Friday, October 14, 2011


Tori Amos has a new album out called Night of Hunters. This has rekindled an old question that many Neo-Pagans have on their lips: "So is she Pagan or not?"

Tori Amos (born Myra Ellen Amos) grew up the third child of a Reverend of a Methodist church. She was interested in music from a very young age. She won a full scholarship for the Preparatory Division of the Peabody Conservatory of Music, but it was cut and she was asked to leave by the time she was eleven years old. She has mixed European and Cherokee ancestry. Her grandfather offered her pantheistic spiritual guidance and was a great inspiration to her.

Tori Amos was one of the most important female singer-songwriters of the 1990s, and is still respected today. She is well known for songs like "Crucify," "Caught a Lite Sneeze," "1000 Oceans," "Cornflake Girl." Her most commercially successful single is "A Sorta Fairytale." Granted, her later albums have not been as good, but I'm still a devoted Tori fan. She is also well known for being close friends with Neil Gaiman, but contrary to popular belief the Sandman character Delirium is not based off of her.

I would say that Night of Hunters is the best album she's had for a while. All the songs are based on classical compositions and are all acoustic, which is how I like her music. The entire album is also based on the book The White Goddess by Robert Graves, which is about mythology from Ancient Ireland. The White Goddess is one of the most controversial books among Neo-Pagans because of it's questionable historical veracity. She said, "When I read about the power of poets in those days, it took me a while to really comprehend that sort of world, because we don't have a world like that." It is interesting to note that her ten year old daughter Natashya "Tash" Lorien Hawley also sings on this album, and sings with much maturity.

But Pagan references in Tori's work is nothing new. You can find them in "God," "Muhammad My Friend," "Icicle," "Devils and Gods," and The Beekeeper album. But her music also has a complex baroque style that's reminiscent of church music.

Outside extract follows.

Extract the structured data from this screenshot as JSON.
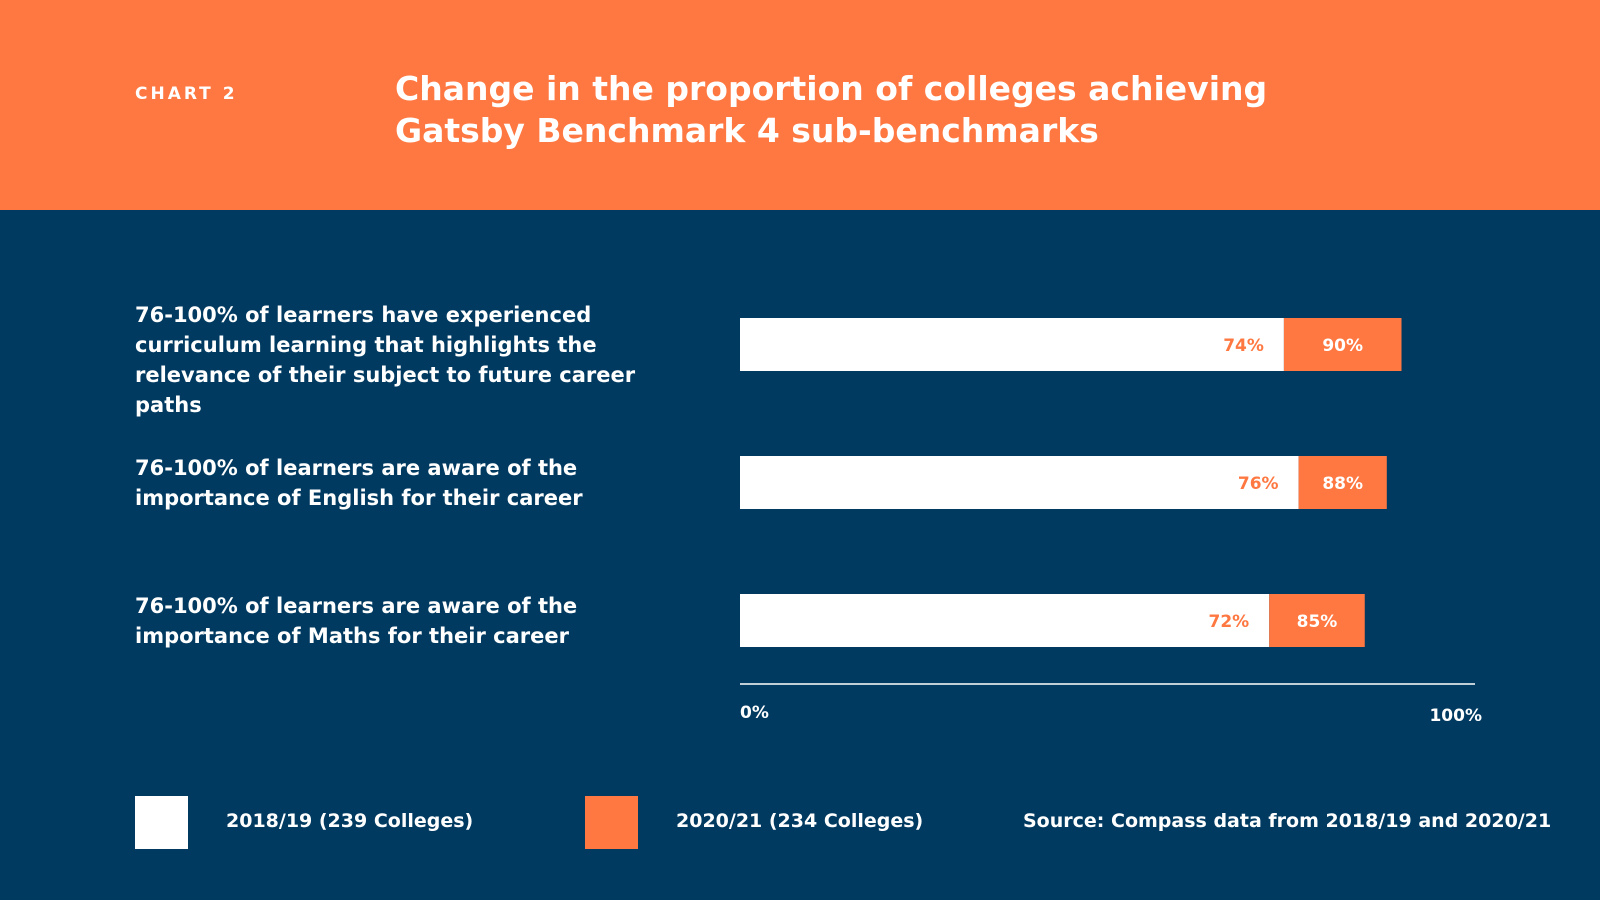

Apparently when she was a child she used to give new lyrics to church hymns.

She permanently adopted the name Tori because a friend's boyfriend told her that it suited her. The name that she picked for herself could come from two of sources. It is most likely a shortened form of Victoria, meaning "victory." Tori has ascended sheer nickname status and has appeared on the top 1,000 on it's own. It shot up in the 1990s at #202 and now sits at #565. Tori Amos' real debut and rise occurred in the 1990s, but I'm not sure that this rise in popularity can be attributed to her. But this name is also used by our friends in Japan. There, it is a unisex name meaning "bird."

Although she's never aligned herself with any one religion, I'll include her as a well known Pagan here. She's one of us in all the ways that actually matter. And her name should sound right at home with the Maddies of the world. I've heard of Torabelle as a variant, which may appeal to some. But in the meantime, go and listen to her new album. It will remind you of what's so great about her.


Image Credit:
Illustration by Jinyoung Shin.

1 comment:

  1. Tori is also in use in Norway as a short form of Torhild which means 'Thor's Battle'. I like the thinder connection more than the victory connection, but the two together make it a very striking name :)
    And I'm going to the Tori Amos concert in Oslo on Thursday and can't wait!